India’s first private rocket Vikram-S built by Skyroot Aerospace was successfully launched from the Satish Dhawan Space Centre in Sriharikota

The future of space technology is in reusable launch vehicle rockets, and city-based Skyroot Aerospace, which successfully fired its maiden flight last year, creating history as the first private sector firm to do so, has begun work on it alongside building a bigger cryogenic engine to launch the next Vikram-1 rocket, said CEO Pawan Kumar Chandana on Friday.

“We are going for methane-based rockets which is clean chemical and with high performance capacity. Space technology will see tremendous progress in the next 10-20 years with costs reduced. There could be a rocket taking off as frequently as planes and any part of the world could be reached in 30 minutes,” he said.

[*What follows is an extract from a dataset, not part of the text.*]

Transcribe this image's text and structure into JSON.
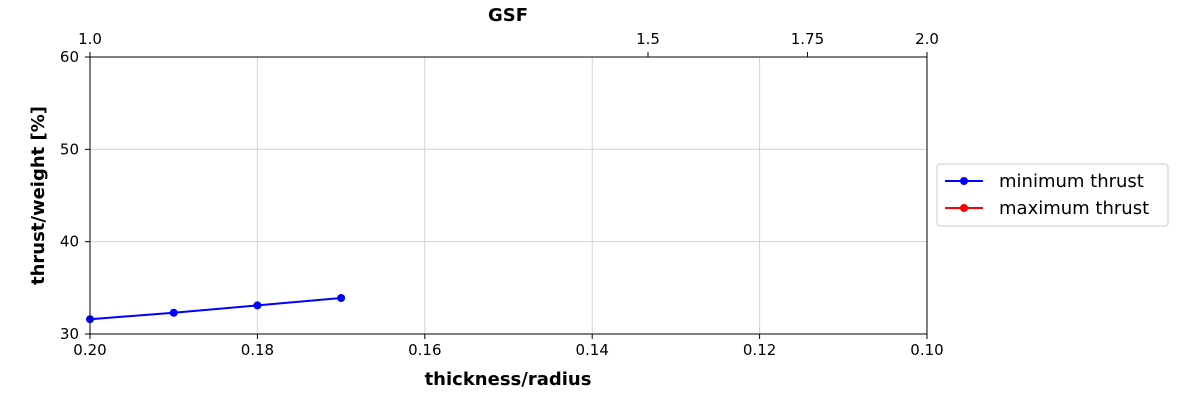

Delivering a talk titled ‘Skyroot journey and the future of space transportation’ at the seminar on ‘Recent trends in space sector: New India’, at CSIR-NGRI, Mr. Pawan Kumar said the country is rightly positioned to take advantage of the emerging technology due to the enabling role played by ISRO and government’s policy to nurture private sector.

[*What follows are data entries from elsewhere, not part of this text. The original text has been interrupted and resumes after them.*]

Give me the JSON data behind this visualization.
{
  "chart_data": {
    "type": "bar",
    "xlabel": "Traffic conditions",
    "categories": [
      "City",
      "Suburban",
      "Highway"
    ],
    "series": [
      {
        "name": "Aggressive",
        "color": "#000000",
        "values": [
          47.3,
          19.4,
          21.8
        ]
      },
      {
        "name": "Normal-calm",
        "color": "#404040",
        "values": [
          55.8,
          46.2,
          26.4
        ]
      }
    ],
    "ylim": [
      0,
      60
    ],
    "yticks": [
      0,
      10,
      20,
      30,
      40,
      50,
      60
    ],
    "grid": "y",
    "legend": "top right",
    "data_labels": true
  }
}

“We can make anything 70-80% cheaper in comparison with any other country and we have the talent pool to make use of the opportunities. Space could be the next big thing after the IT revolution in the country. Space travel and tourism could well be possible within our lifetime,” he observed.

Tracing the growth of Skyroot, the CEO said it was a ‘leap of faith’ for him and his co-founder Naga Bharath Daka to give up their ISRO jobs and launch their startup four years ago amid much ‘scepticism’. “We have been amazed at the response to our successful maiden launch and it is a small step for the future,” he said.

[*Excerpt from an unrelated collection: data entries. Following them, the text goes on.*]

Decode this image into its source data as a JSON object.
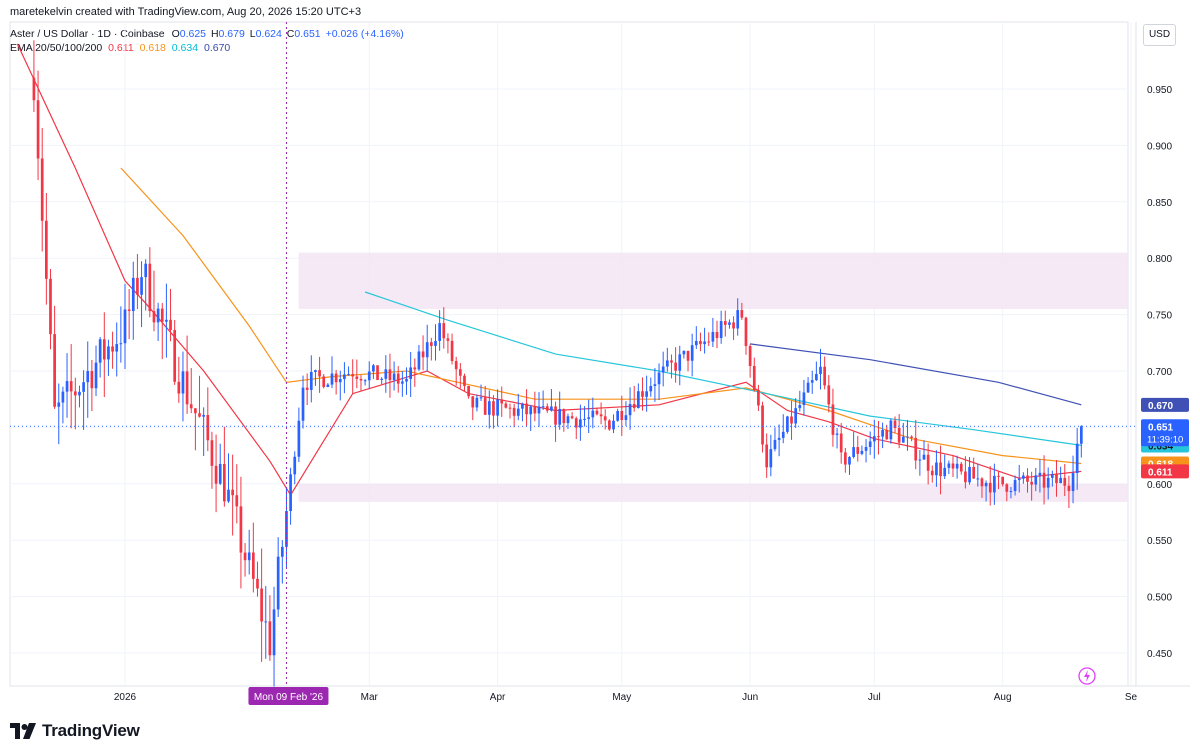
{
  "header": {
    "credit": "maretekelvin created with TradingView.com, Aug 20, 2026 15:20 UTC+3",
    "symbol": "Aster / US Dollar · 1D · Coinbase",
    "open_label": "O",
    "open": "0.625",
    "high_label": "H",
    "high": "0.679",
    "low_label": "L",
    "low": "0.624",
    "close_label": "C",
    "close": "0.651",
    "change": "+0.026 (+4.16%)",
    "ema_label": "EMA 20/50/100/200",
    "ema20": "0.611",
    "ema50": "0.618",
    "ema100": "0.634",
    "ema200": "0.670"
  },
  "axis": {
    "currency": "USD"
  },
  "footer": {
    "brand": "TradingView"
  },
  "crosshair_label": "Mon 09 Feb '26",
  "countdown": "11:39:10",
  "colors": {
    "up": "#2962ff",
    "down": "#f23645",
    "ema20": "#f23645",
    "ema50": "#f7931a",
    "ema100": "#26c6da",
    "ema200": "#3f51b5",
    "zone": "#f3e5f5",
    "crosshair": "#9c27b0"
  },
  "chart_data": {
    "type": "candlestick",
    "x_unit": "date",
    "y_range": [
      0.42,
      0.99
    ],
    "y_ticks": [
      "0.950",
      "0.900",
      "0.850",
      "0.800",
      "0.750",
      "0.700",
      "0.650",
      "0.600",
      "0.550",
      "0.500",
      "0.450"
    ],
    "x_ticks": [
      {
        "label": "2026",
        "date": "2026-01-01"
      },
      {
        "label": "Mar",
        "date": "2026-03-01"
      },
      {
        "label": "Apr",
        "date": "2026-04-01"
      },
      {
        "label": "May",
        "date": "2026-05-01"
      },
      {
        "label": "Jun",
        "date": "2026-06-01"
      },
      {
        "label": "Jul",
        "date": "2026-07-01"
      },
      {
        "label": "Aug",
        "date": "2026-08-01"
      },
      {
        "label": "Se",
        "date": "2026-09-01"
      }
    ],
    "zones": [
      {
        "name": "resistance",
        "from_date": "2026-02-10",
        "to_date": "2026-09-01",
        "low": 0.755,
        "high": 0.805
      },
      {
        "name": "support",
        "from_date": "2026-02-10",
        "to_date": "2026-09-01",
        "low": 0.584,
        "high": 0.6
      }
    ],
    "crosshair_date": "2026-02-09",
    "last_price": 0.651,
    "ema_levels": [
      {
        "name": "EMA 200",
        "value": 0.67,
        "color": "#3f51b5"
      },
      {
        "name": "EMA 100",
        "value": 0.634,
        "color": "#26c6da"
      },
      {
        "name": "EMA 50",
        "value": 0.618,
        "color": "#f7931a"
      },
      {
        "name": "EMA 20",
        "value": 0.611,
        "color": "#f23645"
      }
    ],
    "key_points": [
      {
        "date": "2025-12-10",
        "close": 0.96
      },
      {
        "date": "2025-12-15",
        "close": 0.66
      },
      {
        "date": "2026-01-01",
        "close": 0.74
      },
      {
        "date": "2026-01-05",
        "close": 0.79
      },
      {
        "date": "2026-01-15",
        "close": 0.69
      },
      {
        "date": "2026-01-25",
        "close": 0.6
      },
      {
        "date": "2026-02-05",
        "close": 0.46
      },
      {
        "date": "2026-02-13",
        "close": 0.69
      },
      {
        "date": "2026-02-25",
        "close": 0.7
      },
      {
        "date": "2026-03-10",
        "close": 0.69
      },
      {
        "date": "2026-03-18",
        "close": 0.74
      },
      {
        "date": "2026-03-25",
        "close": 0.67
      },
      {
        "date": "2026-04-15",
        "close": 0.66
      },
      {
        "date": "2026-04-28",
        "close": 0.655
      },
      {
        "date": "2026-05-08",
        "close": 0.69
      },
      {
        "date": "2026-05-30",
        "close": 0.75
      },
      {
        "date": "2026-06-05",
        "close": 0.62
      },
      {
        "date": "2026-06-18",
        "close": 0.7
      },
      {
        "date": "2026-06-23",
        "close": 0.62
      },
      {
        "date": "2026-07-05",
        "close": 0.65
      },
      {
        "date": "2026-07-15",
        "close": 0.615
      },
      {
        "date": "2026-07-30",
        "close": 0.6
      },
      {
        "date": "2026-08-17",
        "close": 0.602
      },
      {
        "date": "2026-08-20",
        "close": 0.651
      }
    ],
    "ema_lines": [
      {
        "name": "EMA 20",
        "color": "#f23645",
        "points": [
          [
            "2025-12-06",
            0.99
          ],
          [
            "2025-12-20",
            0.88
          ],
          [
            "2026-01-01",
            0.78
          ],
          [
            "2026-01-06",
            0.76
          ],
          [
            "2026-01-20",
            0.7
          ],
          [
            "2026-02-05",
            0.62
          ],
          [
            "2026-02-10",
            0.59
          ],
          [
            "2026-02-15",
            0.62
          ],
          [
            "2026-02-25",
            0.68
          ],
          [
            "2026-03-15",
            0.7
          ],
          [
            "2026-03-25",
            0.68
          ],
          [
            "2026-04-15",
            0.665
          ],
          [
            "2026-05-10",
            0.67
          ],
          [
            "2026-05-31",
            0.69
          ],
          [
            "2026-06-10",
            0.665
          ],
          [
            "2026-06-20",
            0.655
          ],
          [
            "2026-07-01",
            0.64
          ],
          [
            "2026-07-20",
            0.625
          ],
          [
            "2026-08-05",
            0.605
          ],
          [
            "2026-08-20",
            0.611
          ]
        ]
      },
      {
        "name": "EMA 50",
        "color": "#f7931a",
        "points": [
          [
            "2025-12-31",
            0.88
          ],
          [
            "2026-01-15",
            0.82
          ],
          [
            "2026-01-31",
            0.74
          ],
          [
            "2026-02-09",
            0.69
          ],
          [
            "2026-02-20",
            0.695
          ],
          [
            "2026-03-10",
            0.7
          ],
          [
            "2026-04-10",
            0.675
          ],
          [
            "2026-05-10",
            0.675
          ],
          [
            "2026-05-31",
            0.685
          ],
          [
            "2026-06-20",
            0.665
          ],
          [
            "2026-07-10",
            0.64
          ],
          [
            "2026-08-01",
            0.625
          ],
          [
            "2026-08-20",
            0.618
          ]
        ]
      },
      {
        "name": "EMA 100",
        "color": "#26c6da",
        "points": [
          [
            "2026-02-28",
            0.77
          ],
          [
            "2026-03-20",
            0.745
          ],
          [
            "2026-04-15",
            0.715
          ],
          [
            "2026-05-10",
            0.7
          ],
          [
            "2026-06-05",
            0.68
          ],
          [
            "2026-06-30",
            0.66
          ],
          [
            "2026-07-25",
            0.648
          ],
          [
            "2026-08-20",
            0.634
          ]
        ]
      },
      {
        "name": "EMA 200",
        "color": "#3f51b5",
        "points": [
          [
            "2026-06-01",
            0.724
          ],
          [
            "2026-06-30",
            0.71
          ],
          [
            "2026-07-31",
            0.69
          ],
          [
            "2026-08-20",
            0.67
          ]
        ]
      }
    ]
  }
}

Dhruva Space CEO Sanjay Nekkanti spoke about ‘Small satellites and technology revolution’ and his own firm role in launching two small satellites in November last year. “About 1 lakh satellites are to be launched from now till 2030 across the world into space and most of them are going to be small satellites. The thinking now is to have a constellation of satellites to provide fast internet to global population as 50% do not have access,” he said.

Mr. Nekkanti said there are a lot of countries which have not sent rockets into space but would want satellite-based communication, navigation and weather forecasting abilities for which smaller satellites could be preferred. He urged scientists of various departments to come up with payloads for incorporation into satellites which, when launched into space, can provide myriad solutions.